The world has so much to offer to help us get a better night sleep and we are surrounded by dreamy celebrity nighttime routines, but how often do we start those routines only to see it as another chore? There’s no shame in accepting that a 10 step routine is just too long! unless going to the toilet is counted? which I might add is an excellent opportunity for that peace and quiet we all crave… unless the kids are still awake, then you’re just on your porcelain stage and they’re all clapping. This is not toilet humour, but reality people. Continuing… Overtime I’ve learnt that the best rest comes not just when I’m sleeping but in the moments of peace beforehand. The call of bed is strong to me, I’ve always been a woman who needs her sleep but I make an effort now to at the very least cleanse my face and moisturise it before sleep. I can rest easy then that I wont awake to a face of smudged mascara… asking my reflection “did we go out last night??”. Rest is more than just sleep, so however many things you could be doing it’s vital that we stop and remind ourselves that if we wind down to bed, we often gain better quality sleep and therefore gain a tad more energy for the day ahead. You can check out my top tips for good rest below.

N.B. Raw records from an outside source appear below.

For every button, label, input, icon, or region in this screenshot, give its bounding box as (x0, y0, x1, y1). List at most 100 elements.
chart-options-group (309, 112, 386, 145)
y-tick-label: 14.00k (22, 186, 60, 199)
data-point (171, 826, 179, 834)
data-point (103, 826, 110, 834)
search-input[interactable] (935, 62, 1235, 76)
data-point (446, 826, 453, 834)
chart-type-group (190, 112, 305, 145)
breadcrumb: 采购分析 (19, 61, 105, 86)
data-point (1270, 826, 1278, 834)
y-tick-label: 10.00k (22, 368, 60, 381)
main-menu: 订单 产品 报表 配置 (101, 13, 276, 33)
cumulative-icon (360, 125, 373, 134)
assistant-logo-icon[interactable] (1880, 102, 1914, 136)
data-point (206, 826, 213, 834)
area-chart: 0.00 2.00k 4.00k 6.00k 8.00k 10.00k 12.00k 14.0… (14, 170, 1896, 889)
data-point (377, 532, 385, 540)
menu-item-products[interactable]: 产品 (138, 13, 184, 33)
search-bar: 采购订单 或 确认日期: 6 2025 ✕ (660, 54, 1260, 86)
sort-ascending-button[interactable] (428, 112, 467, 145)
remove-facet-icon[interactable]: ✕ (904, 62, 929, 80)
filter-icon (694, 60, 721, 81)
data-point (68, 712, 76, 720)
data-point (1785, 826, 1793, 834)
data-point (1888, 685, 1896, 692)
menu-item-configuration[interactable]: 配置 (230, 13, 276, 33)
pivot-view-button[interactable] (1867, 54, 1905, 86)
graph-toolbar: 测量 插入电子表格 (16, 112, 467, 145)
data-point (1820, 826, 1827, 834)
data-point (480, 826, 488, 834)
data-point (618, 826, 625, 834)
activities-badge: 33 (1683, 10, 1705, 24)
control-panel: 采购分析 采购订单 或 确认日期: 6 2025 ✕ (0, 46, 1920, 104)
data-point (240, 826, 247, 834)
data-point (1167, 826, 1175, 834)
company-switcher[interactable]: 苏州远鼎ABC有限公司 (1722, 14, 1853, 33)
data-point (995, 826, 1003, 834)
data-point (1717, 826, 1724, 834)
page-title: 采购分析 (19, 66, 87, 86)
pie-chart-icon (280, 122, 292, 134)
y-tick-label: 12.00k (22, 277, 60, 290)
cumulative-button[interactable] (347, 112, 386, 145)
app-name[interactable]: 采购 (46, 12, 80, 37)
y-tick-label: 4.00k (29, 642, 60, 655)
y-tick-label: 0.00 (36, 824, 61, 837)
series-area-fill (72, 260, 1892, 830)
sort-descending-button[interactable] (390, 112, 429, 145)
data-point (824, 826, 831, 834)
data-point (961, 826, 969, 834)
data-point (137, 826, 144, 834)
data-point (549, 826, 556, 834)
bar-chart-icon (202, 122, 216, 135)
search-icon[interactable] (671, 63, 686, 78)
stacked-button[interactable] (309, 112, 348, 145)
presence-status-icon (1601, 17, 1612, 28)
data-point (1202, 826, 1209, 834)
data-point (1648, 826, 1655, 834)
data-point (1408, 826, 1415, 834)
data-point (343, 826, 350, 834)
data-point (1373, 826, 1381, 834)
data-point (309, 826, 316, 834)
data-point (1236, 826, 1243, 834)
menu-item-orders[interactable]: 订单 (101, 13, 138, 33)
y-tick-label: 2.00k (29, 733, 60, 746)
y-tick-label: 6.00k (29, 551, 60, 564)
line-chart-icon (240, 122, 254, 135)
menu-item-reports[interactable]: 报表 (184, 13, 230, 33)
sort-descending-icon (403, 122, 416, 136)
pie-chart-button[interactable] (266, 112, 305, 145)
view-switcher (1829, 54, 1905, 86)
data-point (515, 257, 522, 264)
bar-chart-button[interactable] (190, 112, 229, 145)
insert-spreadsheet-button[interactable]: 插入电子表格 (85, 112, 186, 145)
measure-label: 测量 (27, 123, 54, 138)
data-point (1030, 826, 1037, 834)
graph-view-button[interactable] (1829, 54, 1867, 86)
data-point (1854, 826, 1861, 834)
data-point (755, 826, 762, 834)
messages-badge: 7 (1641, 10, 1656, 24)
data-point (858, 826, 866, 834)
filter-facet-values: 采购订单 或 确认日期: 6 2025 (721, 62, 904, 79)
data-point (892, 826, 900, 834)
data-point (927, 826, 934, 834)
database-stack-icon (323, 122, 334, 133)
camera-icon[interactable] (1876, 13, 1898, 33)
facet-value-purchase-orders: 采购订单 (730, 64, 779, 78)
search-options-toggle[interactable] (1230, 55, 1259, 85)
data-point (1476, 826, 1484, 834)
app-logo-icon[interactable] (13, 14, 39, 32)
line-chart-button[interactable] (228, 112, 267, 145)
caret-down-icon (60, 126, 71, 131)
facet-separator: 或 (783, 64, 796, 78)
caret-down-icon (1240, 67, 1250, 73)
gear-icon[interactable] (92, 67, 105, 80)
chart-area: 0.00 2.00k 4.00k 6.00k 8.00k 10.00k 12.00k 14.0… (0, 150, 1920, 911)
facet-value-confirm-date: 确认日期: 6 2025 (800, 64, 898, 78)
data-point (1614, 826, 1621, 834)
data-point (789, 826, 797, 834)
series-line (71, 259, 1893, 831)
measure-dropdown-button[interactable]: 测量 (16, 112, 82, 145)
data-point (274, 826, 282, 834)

My top tips for getting that good good rest are:
Don’t overwhelm yourself with beauty products, just have the everyday essentials in clear view (save face masks, hair removal, conditioning etc for another opportunity for self care).
Keep a pack of cleansing wipes next to your bed, just in case. I use Simple Biodegradable facial wipes, they’re mild on the skin and the environment! Good feels before sleep.
Learn a few basic facial techniques (I often find slapping myself in the face a couple times before bed to be quite relaxing) In all seriousness, it makes me slow down and become mindful of how my body is feeling.
Have a hot drink, I just love a good cup of English tea but I occasionally enjoy some warm/hot milk with grated nutmeg and cinnamon mixed in.
Do a few basic stretches just to shake that day off.
(Please check with your Dr if you’re unsure if any of this is suitable, especially if you’re pregnant).